The 2024 Salt Lake Housing Forecast Report projects residential home sales to rise 16 percent, reaching 13,000 homes. That is up from last year’s 12-year low of 11,195 homes. Among the drivers are factors including more favorable mortgage interest rates, improved consumer sentiment, and an increase in listings.
Meanwhile, the median home price is expected to balloon as mortgage interest rates soften. The forecast indicates a reversal of the prior-year price decline of 2.8 percent, with an anticipated 3 percent rise in the median sales price for all homes, bringing it to $530,500.
The median price of single-family homes is poised to grow by 2.4 percent, reaching $600,000, while the price for condominiums, townhomes and twin homes is expected to see a 5 percent boost, advancing to $436,000.
“Although prices look to be ticking up, it will be many months before the monthly median sales price exceeds the May 2022 peak price of $565,300,” the report says.
The most rapid two-year rise in housing prices occurred in 2020-22 but prices in Salt Lake County “were surprisingly resistant to even a modest decline in 2023,” the report notes. “In the past 50 years of price history there have been only two other periods of price declines, the 1980s and Great Recession (2008-11).”
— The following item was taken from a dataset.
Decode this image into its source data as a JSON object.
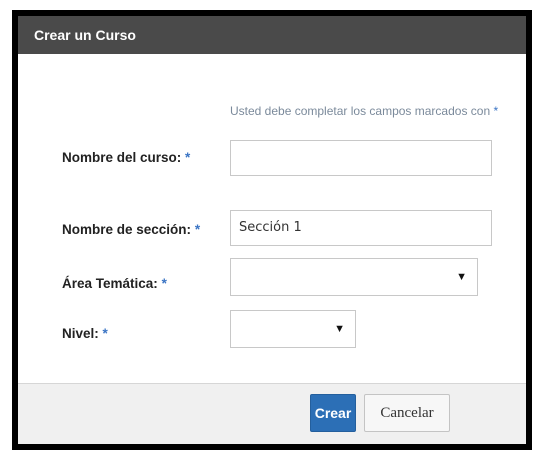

Those two price-decline periods “were marked by high rates of unemployment, above 6 percent, and either job losses or meager rates of job growth, less than 1 percent,” the report said. “A far cry from job conditions in 2023. The 2023 unemployment rate in Salt Lake County was 2.57 percent, the second-lowest annual estimate ever; only 2022 was lower.”
The 30-year fixed-rate mortgage rate is expected to range from 6 percent to 6.5 percent this year. By 2025, it will dip into the 5.5 percent to 6 percent range.
While the housing market will benefit in 2024 from lower mortgage rates and increased listings, affordability will continue to be an offsetting factor preventing a sales recovery to the pre-pandemic levels of roughly 18,000 annual sales in Salt Lake County (2016-20).
Established in 1917, the Salt Lake Board of Realtors promotes homeownership and protecting private property rights. It empowers its members to better serve the public by providing continuing education, advocacy and a professional code of ethics.